Diabetic Ketoacidosis (DKA) is associated with a wide variety of metabolic abnormalities, and the most common ones are sodium and potassium irregularities. I will try to explain in brief, the sodium and potassium imbalances in DKA and their causes.
Due to excess glucose in the blood, which acts as an osmotically active substance at such high concentration, fluids will be absorbed into the vascular space from the interstitial and intracellular space. The increase in the volume of intravascular compartment leads to dilutional hyponatremia. Also, urine output will be high in a DKA case due to the osmotic diuresis resulting from high glucose levels. Some amount of sodium is also lost due to this high urine output. When the DKA settles with insulin infusion, sodium level normalizes. If sensorium worsens during treatment, suspect cerebral edema which might have occurred as a result of overzealous fluid therapy. Hypertonic saline infusion might be helpful as it is an effective anti-edema measure.
Potassium levels can be high, normal or even low in DKA. As DKA causes metabolic acidosis at the cellular level, potassium ions are pushed out of the cell due to excess hydrogen ions and it results in hyperkalemia. But, due to very high urine output, a major chunk of this potassium is excreted. So, even though there is hyperkalemia, intracellular potassium is quite low in DKA. What is trickier is that, when insulin infusion is started for acidosis correction, hypokalemia can precipitate as a result of an intracellular shift of potassium by insulin and partly by correction of metabolic acidosis. Hence, the maintenance and deficit correction fluid given intravenously need to have 40mEq/L of potassium, unlike the normal maintenance fluid which has only 20mEq/L.
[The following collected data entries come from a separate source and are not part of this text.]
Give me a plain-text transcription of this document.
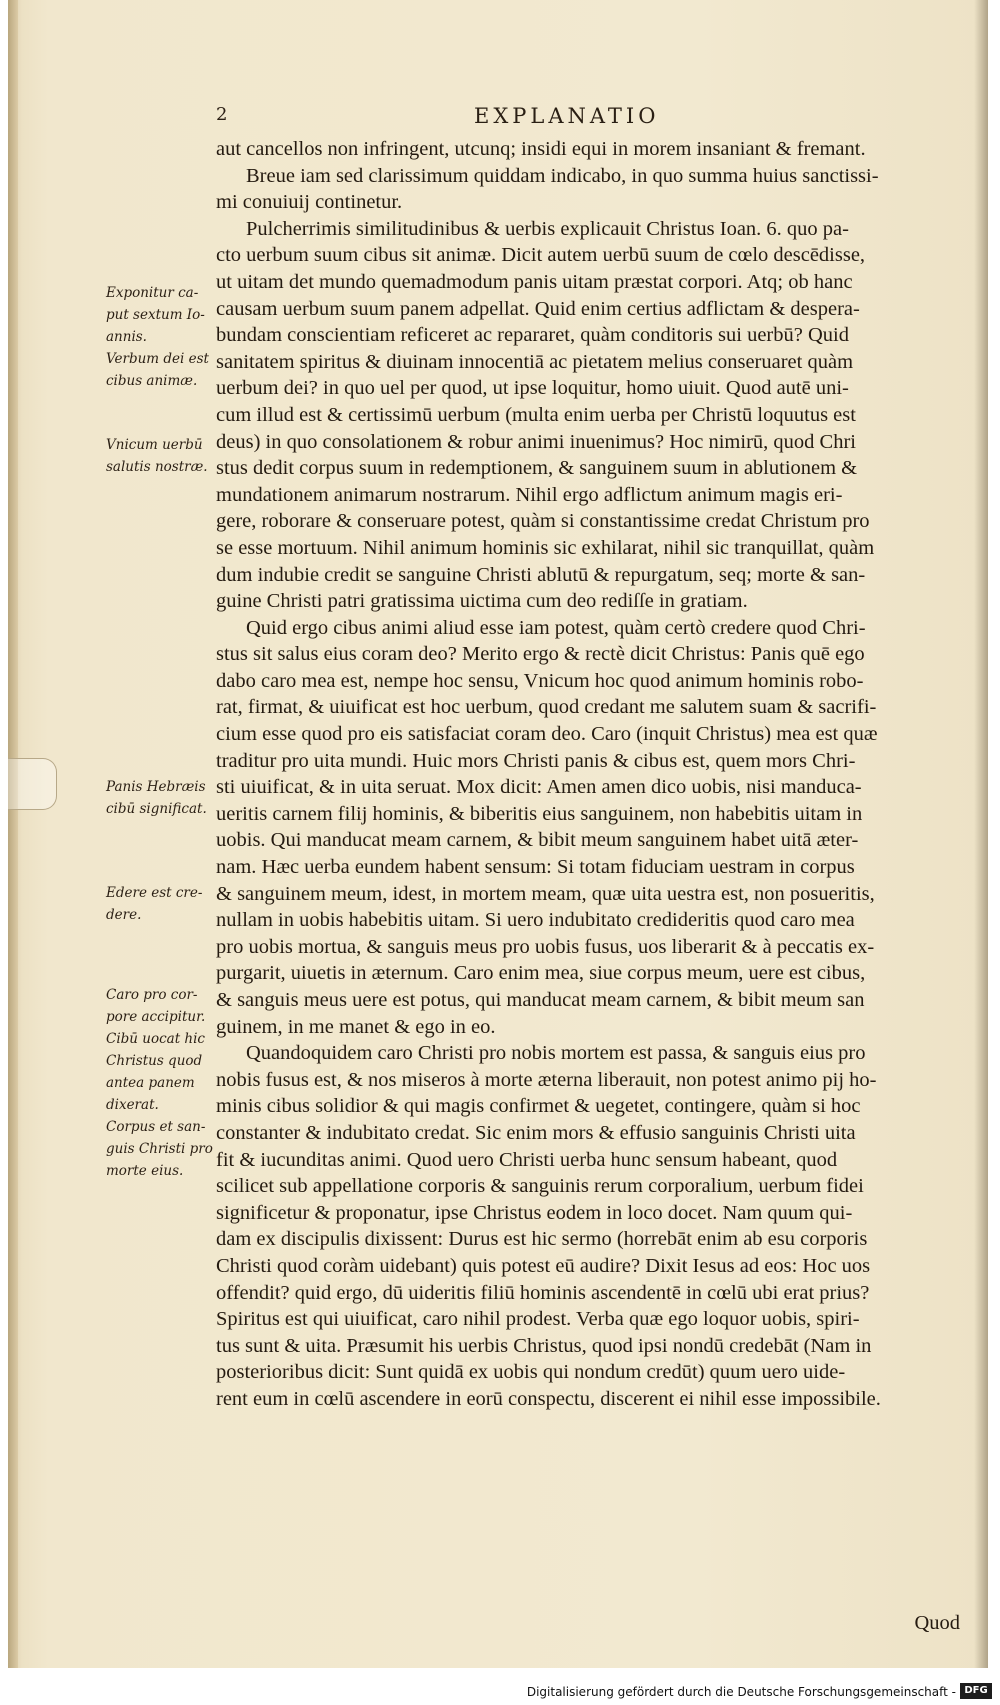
2	EXPLANATIO
Exponitur ca-
put sextum Io-
annis.
Verbum dei est
cibus animæ.
Vnicum uerbū
salutis nostræ.
Panis Hebræis
cibū significat.
Edere est cre-
dere.
Caro pro cor-
pore accipitur.
Cibū uocat hic
Christus quod
antea panem
dixerat.
Corpus et san-
guis Christi pro
morte eius.
aut cancellos non infringent, utcunq; insidi equi in morem insaniant & fremant.
Breue iam sed clarissimum quiddam indicabo, in quo summa huius sanctissi-
mi conuiuij continetur.
Pulcherrimis similitudinibus & uerbis explicauit Christus Ioan. 6. quo pa-
cto uerbum suum cibus sit animæ. Dicit autem uerbū suum de cœlo descēdisse,
ut uitam det mundo quemadmodum panis uitam præstat corpori. Atq; ob hanc
causam uerbum suum panem adpellat. Quid enim certius adflictam & despera-
bundam conscientiam reficeret ac repararet, quàm conditoris sui uerbū? Quid
sanitatem spiritus & diuinam innocentiā ac pietatem melius conseruaret quàm
uerbum dei? in quo uel per quod, ut ipse loquitur, homo uiuit. Quod autē uni-
cum illud est & certissimū uerbum (multa enim uerba per Christū loquutus est
deus) in quo consolationem & robur animi inuenimus? Hoc nimirū, quod Chri
stus dedit corpus suum in redemptionem, & sanguinem suum in ablutionem &
mundationem animarum nostrarum. Nihil ergo adflictum animum magis eri-
gere, roborare & conseruare potest, quàm si constantissime credat Christum pro
se esse mortuum. Nihil animum hominis sic exhilarat, nihil sic tranquillat, quàm
dum indubie credit se sanguine Christi ablutū & repurgatum, seq; morte & san-
guine Christi patri gratissima uictima cum deo rediſſe in gratiam.
Quid ergo cibus animi aliud esse iam potest, quàm certò credere quod Chri-
stus sit salus eius coram deo? Merito ergo & rectè dicit Christus: Panis quē ego
dabo caro mea est, nempe hoc sensu, Vnicum hoc quod animum hominis robo-
rat, firmat, & uiuificat est hoc uerbum, quod credant me salutem suam & sacrifi-
cium esse quod pro eis satisfaciat coram deo. Caro (inquit Christus) mea est quæ
traditur pro uita mundi. Huic mors Christi panis & cibus est, quem mors Chri-
sti uiuificat, & in uita seruat. Mox dicit: Amen amen dico uobis, nisi manduca-
ueritis carnem filij hominis, & biberitis eius sanguinem, non habebitis uitam in
uobis. Qui manducat meam carnem, & bibit meum sanguinem habet uitā æter-
nam. Hæc uerba eundem habent sensum: Si totam fiduciam uestram in corpus
& sanguinem meum, idest, in mortem meam, quæ uita uestra est, non posueritis,
nullam in uobis habebitis uitam. Si uero indubitato credideritis quod caro mea
pro uobis mortua, & sanguis meus pro uobis fusus, uos liberarit & à peccatis ex-
purgarit, uiuetis in æternum. Caro enim mea, siue corpus meum, uere est cibus,
& sanguis meus uere est potus, qui manducat meam carnem, & bibit meum san
guinem, in me manet & ego in eo.
Quandoquidem caro Christi pro nobis mortem est passa, & sanguis eius pro
nobis fusus est, & nos miseros à morte æterna liberauit, non potest animo pij ho-
minis cibus solidior & qui magis confirmet & uegetet, contingere, quàm si hoc
constanter & indubitato credat. Sic enim mors & effusio sanguinis Christi uita
fit & iucunditas animi. Quod uero Christi uerba hunc sensum habeant, quod
scilicet sub appellatione corporis & sanguinis rerum corporalium, uerbum fidei
significetur & proponatur, ipse Christus eodem in loco docet. Nam quum qui-
dam ex discipulis dixissent: Durus est hic sermo (horrebāt enim ab esu corporis
Christi quod coràm uidebant) quis potest eū audire? Dixit Iesus ad eos: Hoc uos
offendit? quid ergo, dū uideritis filiū hominis ascendentē in cœlū ubi erat prius?
Spiritus est qui uiuificat, caro nihil prodest. Verba quæ ego loquor uobis, spiri-
tus sunt & uita. Præsumit his uerbis Christus, quod ipsi nondū credebāt (Nam in
posterioribus dicit: Sunt quidā ex uobis qui nondum credūt) quum uero uide-
rent eum in cœlū ascendere in eorū conspectu, discerent ei nihil esse impossibile.
Quod
Digitalisierung gefördert durch die Deutsche Forschungsgemeinschaft - DFG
You will be perplexed to see the serum creatinine levels in DKA. Usually, serum creatinine in the initial renal function test will be higher than normal in DKA cases and the doctor would be in a dilemma of whether to add potassium to the intravenous fluid. But, more often than not, the elevated creatinine value is due to the positive interference of high glucose levels and ketone bodies in the laboratory estimation of serum creatinine. Both enzymatic and Jaffe’s methods of creatinine estimation may suffer from positive interference of glucose and ketone bodies. So, if the patient doesn’t have a history of chronic kidney disease or any other suggestive history of renal pathology, we can conveniently ignore a slightly higher creatinine value.
One common pitfall which happens in the monitoring of serum electrolytes is that the health care staff may do phlebotomy for serum electrolytes from the proximal end of the vein through which the intravenous fluid is flowing. Remember, that fluid has a potassium content of 40mEq/L. This will result in sky-high values of potassium and the doctor will be tempted to stop the potassium component in the maintenance fluid which will give rise to hypokalemia.
So, the take-home messages are, both sodium and potassium levels in the blood will be altered in DKA and a good understanding of the pathophysiology is necessary for the management.